Unexpectedly, higher levels of freedom are found to be acting against product innovation. This finding
started the discussion on the balance between job formalities and innovation requirements leading to a
recommendation for further research on freedom and innovation. The statistical analysis did not confirm
that other variables, challenge, proactiveness and idea support harness innovation contrary to the
discussion in the literature. The insignificant outcome of these variables has mostly been associated with
the severe economic conditions shifting the priority towards maintaining ongoing business activities as a
consequence of the financial crisis. Furthermore, a notable relationship between organizational creativity
and process innovation has not been established, and further analyses were recommended to reveal
additional important aspects of organizational creativity and process innovation.
The results of this paper are presented to validate the importance of the link between creativity and
product innovation to deepen our understanding this crucial link rather than making generalizations. At
the same time, although the sample is relatively small, we make recommendations towards managers of
innovation. Clearly, these results demonstrate that creativity is not only an individual characteristic, but is
related to the organizing priorities of management and has a strong impact on product innovation.
Therefore, managers of innovation need to balance the current dominant view on open innovation by reemphasizing internal organizational factors as important drivers of product innovation. While
acknowledging the adverse effects of the financial crisis, we recommend managers to stay oriented and
take on reasonable risk and opportunities, and link these with an offensive strategy. Simultaneously, we
recommend that managers exercise freedom cautiously to ensure that operations are carried out
effectively, while employees are allowed moderate freedom to achieve product innovation. Further,
recommendations can be developed once further studies are carried out, emphasizing the need to study
off-crisis periods.
The small sample size from a relatively homogeneous population and the ongoing effects of severe
economic conditions constitute the main limitations of this study.

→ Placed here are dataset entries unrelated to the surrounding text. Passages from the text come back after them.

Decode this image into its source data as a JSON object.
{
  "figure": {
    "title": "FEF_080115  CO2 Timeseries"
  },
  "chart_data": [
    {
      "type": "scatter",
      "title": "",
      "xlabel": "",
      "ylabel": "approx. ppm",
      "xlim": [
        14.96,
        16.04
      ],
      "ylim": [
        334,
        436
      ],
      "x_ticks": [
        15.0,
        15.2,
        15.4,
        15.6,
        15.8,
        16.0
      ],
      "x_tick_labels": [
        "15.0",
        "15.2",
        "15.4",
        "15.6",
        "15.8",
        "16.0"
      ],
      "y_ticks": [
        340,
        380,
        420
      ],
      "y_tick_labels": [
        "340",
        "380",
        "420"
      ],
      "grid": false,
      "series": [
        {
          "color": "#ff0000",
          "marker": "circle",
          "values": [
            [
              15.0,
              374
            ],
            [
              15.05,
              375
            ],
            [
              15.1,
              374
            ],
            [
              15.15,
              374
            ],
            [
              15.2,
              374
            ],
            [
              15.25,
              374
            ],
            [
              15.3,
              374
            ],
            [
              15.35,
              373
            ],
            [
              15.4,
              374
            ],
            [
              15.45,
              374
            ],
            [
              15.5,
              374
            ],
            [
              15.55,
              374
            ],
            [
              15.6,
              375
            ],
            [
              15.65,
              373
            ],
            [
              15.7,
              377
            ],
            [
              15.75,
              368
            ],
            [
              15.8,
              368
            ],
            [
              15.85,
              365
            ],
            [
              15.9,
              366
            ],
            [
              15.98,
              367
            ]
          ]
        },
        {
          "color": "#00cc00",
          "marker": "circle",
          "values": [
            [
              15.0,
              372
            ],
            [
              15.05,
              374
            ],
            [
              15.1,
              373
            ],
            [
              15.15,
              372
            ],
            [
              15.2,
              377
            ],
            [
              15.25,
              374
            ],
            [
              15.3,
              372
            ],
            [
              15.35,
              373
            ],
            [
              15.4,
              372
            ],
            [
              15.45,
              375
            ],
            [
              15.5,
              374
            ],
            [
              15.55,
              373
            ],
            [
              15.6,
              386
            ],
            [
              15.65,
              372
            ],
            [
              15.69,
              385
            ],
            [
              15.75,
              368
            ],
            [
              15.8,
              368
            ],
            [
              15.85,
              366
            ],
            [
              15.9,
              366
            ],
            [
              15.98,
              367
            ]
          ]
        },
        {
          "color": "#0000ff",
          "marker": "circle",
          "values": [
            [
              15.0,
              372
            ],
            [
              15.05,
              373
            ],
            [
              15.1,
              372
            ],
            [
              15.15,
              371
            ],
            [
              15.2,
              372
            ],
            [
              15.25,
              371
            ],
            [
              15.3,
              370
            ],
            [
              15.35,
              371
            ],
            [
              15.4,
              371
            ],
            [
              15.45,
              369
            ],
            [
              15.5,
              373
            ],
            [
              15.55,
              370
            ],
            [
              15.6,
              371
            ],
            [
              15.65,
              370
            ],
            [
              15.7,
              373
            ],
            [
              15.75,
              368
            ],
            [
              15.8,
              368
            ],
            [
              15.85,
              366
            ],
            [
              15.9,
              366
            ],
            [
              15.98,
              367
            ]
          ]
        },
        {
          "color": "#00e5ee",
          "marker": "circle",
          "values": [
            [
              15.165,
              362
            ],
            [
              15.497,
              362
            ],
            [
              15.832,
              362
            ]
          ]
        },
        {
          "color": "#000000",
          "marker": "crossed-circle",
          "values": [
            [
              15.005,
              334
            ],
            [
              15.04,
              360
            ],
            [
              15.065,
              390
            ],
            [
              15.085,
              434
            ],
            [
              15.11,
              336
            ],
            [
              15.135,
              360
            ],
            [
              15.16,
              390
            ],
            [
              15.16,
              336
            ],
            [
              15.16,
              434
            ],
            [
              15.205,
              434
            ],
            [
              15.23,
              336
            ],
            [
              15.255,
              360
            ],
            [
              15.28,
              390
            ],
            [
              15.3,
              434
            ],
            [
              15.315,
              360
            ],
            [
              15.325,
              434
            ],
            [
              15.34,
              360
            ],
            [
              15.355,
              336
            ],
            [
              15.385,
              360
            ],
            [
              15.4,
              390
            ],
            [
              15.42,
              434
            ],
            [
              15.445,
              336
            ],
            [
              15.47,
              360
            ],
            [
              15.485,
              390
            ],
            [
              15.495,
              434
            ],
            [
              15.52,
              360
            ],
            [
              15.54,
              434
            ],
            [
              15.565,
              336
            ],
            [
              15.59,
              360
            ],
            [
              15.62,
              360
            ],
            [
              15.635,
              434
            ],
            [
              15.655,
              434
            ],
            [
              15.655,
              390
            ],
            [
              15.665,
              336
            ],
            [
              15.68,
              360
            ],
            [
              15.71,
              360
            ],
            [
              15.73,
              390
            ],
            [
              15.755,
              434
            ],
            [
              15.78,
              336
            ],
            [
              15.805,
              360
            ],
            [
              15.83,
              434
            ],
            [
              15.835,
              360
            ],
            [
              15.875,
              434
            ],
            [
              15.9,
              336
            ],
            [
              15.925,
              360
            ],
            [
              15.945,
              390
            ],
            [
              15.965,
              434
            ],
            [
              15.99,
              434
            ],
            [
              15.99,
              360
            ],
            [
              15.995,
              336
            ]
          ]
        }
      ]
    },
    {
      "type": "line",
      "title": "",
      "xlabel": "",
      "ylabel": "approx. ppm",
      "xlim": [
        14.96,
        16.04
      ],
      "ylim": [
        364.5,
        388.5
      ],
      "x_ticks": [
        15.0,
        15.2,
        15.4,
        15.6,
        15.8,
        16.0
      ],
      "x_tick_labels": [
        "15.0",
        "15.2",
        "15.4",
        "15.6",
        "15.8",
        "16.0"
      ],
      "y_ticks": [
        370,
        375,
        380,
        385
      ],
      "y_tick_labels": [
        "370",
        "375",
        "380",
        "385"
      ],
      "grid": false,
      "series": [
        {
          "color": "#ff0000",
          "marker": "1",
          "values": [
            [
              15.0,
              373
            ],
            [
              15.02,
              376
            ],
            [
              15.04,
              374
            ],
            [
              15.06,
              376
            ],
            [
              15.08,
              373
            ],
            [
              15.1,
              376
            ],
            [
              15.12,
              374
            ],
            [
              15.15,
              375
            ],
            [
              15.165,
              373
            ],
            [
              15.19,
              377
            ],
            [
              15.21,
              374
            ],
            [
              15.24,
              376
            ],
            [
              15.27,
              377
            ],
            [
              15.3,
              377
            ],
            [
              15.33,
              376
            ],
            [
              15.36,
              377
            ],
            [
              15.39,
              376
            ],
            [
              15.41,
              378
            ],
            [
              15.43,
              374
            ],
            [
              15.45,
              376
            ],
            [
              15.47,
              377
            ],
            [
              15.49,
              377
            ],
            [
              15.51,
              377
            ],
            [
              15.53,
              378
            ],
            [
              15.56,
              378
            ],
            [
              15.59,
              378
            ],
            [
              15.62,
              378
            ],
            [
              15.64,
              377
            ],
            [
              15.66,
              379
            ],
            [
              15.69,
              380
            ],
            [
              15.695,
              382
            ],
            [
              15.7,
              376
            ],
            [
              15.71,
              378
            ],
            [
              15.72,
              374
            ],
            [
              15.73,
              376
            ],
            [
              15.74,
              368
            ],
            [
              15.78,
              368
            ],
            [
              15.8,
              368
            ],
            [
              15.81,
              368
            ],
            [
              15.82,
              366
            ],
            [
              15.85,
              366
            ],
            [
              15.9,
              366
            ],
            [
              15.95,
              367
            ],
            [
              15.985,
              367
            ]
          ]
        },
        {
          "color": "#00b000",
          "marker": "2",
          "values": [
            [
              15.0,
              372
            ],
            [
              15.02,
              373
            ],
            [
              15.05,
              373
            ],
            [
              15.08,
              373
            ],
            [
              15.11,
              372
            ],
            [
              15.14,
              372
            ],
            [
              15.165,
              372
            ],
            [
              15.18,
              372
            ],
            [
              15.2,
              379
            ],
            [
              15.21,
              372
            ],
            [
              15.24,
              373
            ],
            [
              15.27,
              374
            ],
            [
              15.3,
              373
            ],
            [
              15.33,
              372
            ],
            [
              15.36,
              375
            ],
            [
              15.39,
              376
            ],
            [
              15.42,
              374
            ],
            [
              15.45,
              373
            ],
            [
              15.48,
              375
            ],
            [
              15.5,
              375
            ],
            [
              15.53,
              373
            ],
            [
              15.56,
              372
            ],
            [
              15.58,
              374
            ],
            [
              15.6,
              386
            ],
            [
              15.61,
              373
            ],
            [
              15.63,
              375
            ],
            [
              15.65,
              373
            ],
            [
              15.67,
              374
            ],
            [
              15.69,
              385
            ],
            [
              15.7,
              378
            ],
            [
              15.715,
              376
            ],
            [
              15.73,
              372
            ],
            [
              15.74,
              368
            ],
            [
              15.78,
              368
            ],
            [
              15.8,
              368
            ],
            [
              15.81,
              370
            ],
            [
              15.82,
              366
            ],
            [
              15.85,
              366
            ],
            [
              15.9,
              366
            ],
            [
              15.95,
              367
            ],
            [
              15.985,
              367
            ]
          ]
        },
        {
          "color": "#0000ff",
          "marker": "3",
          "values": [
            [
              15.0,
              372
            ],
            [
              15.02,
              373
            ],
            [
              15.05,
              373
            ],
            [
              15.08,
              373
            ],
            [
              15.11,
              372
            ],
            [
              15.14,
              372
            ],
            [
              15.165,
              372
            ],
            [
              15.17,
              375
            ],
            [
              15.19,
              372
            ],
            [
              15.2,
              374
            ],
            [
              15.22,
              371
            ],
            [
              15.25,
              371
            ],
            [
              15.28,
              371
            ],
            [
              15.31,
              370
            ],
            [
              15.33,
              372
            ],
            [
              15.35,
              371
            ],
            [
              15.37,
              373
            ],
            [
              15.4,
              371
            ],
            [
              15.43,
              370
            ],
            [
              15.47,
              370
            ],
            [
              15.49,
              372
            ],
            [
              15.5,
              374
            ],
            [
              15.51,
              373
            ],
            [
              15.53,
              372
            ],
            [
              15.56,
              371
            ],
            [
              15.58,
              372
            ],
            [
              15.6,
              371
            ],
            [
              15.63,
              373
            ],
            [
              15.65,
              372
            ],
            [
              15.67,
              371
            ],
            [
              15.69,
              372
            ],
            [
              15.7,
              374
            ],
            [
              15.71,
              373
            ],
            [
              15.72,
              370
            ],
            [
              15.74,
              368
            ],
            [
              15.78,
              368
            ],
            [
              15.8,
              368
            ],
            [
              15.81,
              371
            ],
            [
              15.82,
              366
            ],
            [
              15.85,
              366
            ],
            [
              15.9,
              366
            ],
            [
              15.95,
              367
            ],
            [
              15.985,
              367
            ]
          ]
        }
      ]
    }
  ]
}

Once more data are collected in a less
severe economic situation the statistical analysis may yield further enlightening results. In addition to the
sample limitation, a potential bias may have been introduced by requesting that the CEO or innovation
manager of the respondent firm complete the survey, thereby capturing senior managers perceptions of
the firm rather than those of employees. Perceptions by these distinct parties may not necessarily match
[17]

and voice the real conditions in the firm, although we find that it may be easier for management to observe
employees and be aware of general perceptions and well-being in the small firm. Therefore, although we
acknowledge potential bias, we expect much of response to reflect the real creativity and innovation
stimulants in the firm as perceived by the employees, whether creative or not!